Though each matrix is too large to fit in the cache, a row fits in very nicely. So it would be advantageous to re-order the loops so that the outer loop indexes over the M
rows and the inner one over the N
matrices. In addition to defining the functor inline, is there anything else I can do to encourage such a cross-function-boundary loop re-ordering. I can of course restructure the code, but I would ideally like to keep the simple structure that the use of STL algorithms afford. If there is something that is gcc specific I wouldnt mind that either.
I am not actually dealing with matrices, that was just an example, but the same problem structure applies. The main issue is that of performance. Explaining the actual scenario would be too cumbersome, but the core problem is this: STL's accumulate entails an ordering among the nested loops that isnt very cache friendly because it tries to complete the addition of two objects before moving on to the next object. A single object is too big to be held in cache, but parts of it can be. So the execution can be sped up if one computes the 'additions' one 'part' at a time (over all objects). Hand reordering the loops leads to substantial improvement in FLOPS. But I would ideally like the compiler to do the re-ordering so that I can code at the STL level (as far as possible). So I am looking for tricks to do this.
Upvotes: 1
Views: 272
Reputation: 23916
class Matrix;
class Row;
struct SumNRow {
int _rowidx;
// Row _tempRow; //For return by reference left out for simplicity
SumNRow(int iRowIdx): _rowIdx(iRowIdx) {}
Row operator(const Matrix & iMarix1, const Matrix iMatrix2) {
return iMarix1[_rowIdx] + iMatrix2[_rowIdx];
}
};
template<class MatrixIterator>
void sum(const MatrixIterator & iMarixStart, const MatrixIterator & iMatrixEnd, Matrix & oMarix) {
for (int i = 0; i < iMarixStart->rowCount(); ++i) {
oMarix[i]=std::accumulate(iMarixStart, iMatrixEnd, SumNRow(i));
}
}
Upvotes: 1
Reputation: 58677
Write a new algorithm, or wrap things in a for-loop or a std::for_each()

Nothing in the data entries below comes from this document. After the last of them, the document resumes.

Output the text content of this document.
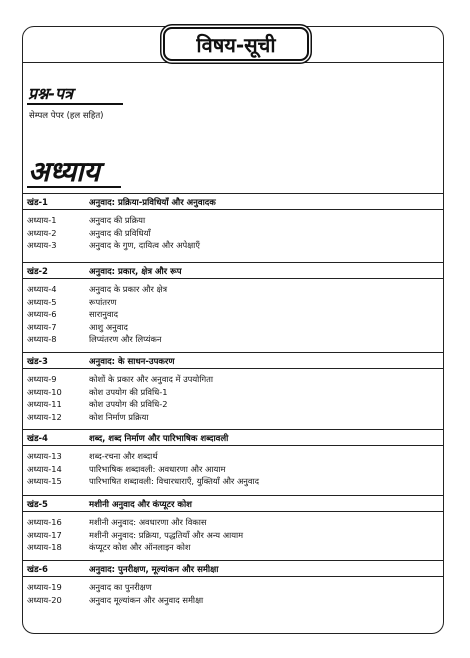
विषय-सूची
प्रश्न-पत्र
सेम्पल पेपर (हल सहित)
अध्याय
खंड-1	अनुवाद: प्रक्रिया-प्रविधियाँ और अनुवादक
अध्याय-1	अनुवाद की प्रक्रिया
अध्याय-2	अनुवाद की प्रविधियाँ
अध्याय-3	अनुवाद के गुण, दायित्व और अपेक्षाएँ
खंड-2	अनुवाद: प्रकार, क्षेत्र और रूप
अध्याय-4	अनुवाद के प्रकार और क्षेत्र
अध्याय-5	रूपांतरण
अध्याय-6	सारानुवाद
अध्याय-7	आशु अनुवाद
अध्याय-8	लिप्यंतरण और लिप्यंकन
खंड-3	अनुवाद: के साधन-उपकरण
अध्याय-9	कोशों के प्रकार और अनुवाद में उपयोगिता
अध्याय-10	कोश उपयोग की प्रविधि-1
अध्याय-11	कोश उपयोग की प्रविधि-2
अध्याय-12	कोश निर्माण प्रक्रिया
खंड-4	शब्द, शब्द निर्माण और पारिभाषिक शब्दावली
अध्याय-13	शब्द-रचना और शब्दार्थ
अध्याय-14	पारिभाषिक शब्दावली: अवधारणा और आयाम
अध्याय-15	पारिभाषित शब्दावली: विचारधाराएँ, युक्तियाँ और अनुवाद
खंड-5	मशीनी अनुवाद और कंप्यूटर कोश
अध्याय-16	मशीनी अनुवाद: अवधारणा और विकास
अध्याय-17	मशीनी अनुवाद: प्रक्रिया, पद्धतियाँ और अन्य आयाम
अध्याय-18	कंप्यूटर कोश और ऑनलाइन कोश
खंड-6	अनुवाद: पुनरीक्षण, मूल्यांकन और समीक्षा
अध्याय-19	अनुवाद का पुनरीक्षण
अध्याय-20	अनुवाद मूल्यांकन और अनुवाद समीक्षा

call. It's going to be much easier than finding ways to adapt std::accumulate()
. I think that the only other alternative here is to introduce a new abstraction level to the library, that is beyond iterators. It's easier to just write a new algorithm or introduce an extra loop.
Upvotes: 1
Reputation: 89172
I can't imagine the compiler figuring this out unless everything was inlined and M and N were constant. Even then, it would be a stretch.
To keep STL algorithmic style, use a foreach M over the accumulate and have the functor just sum a row.
Upvotes: 1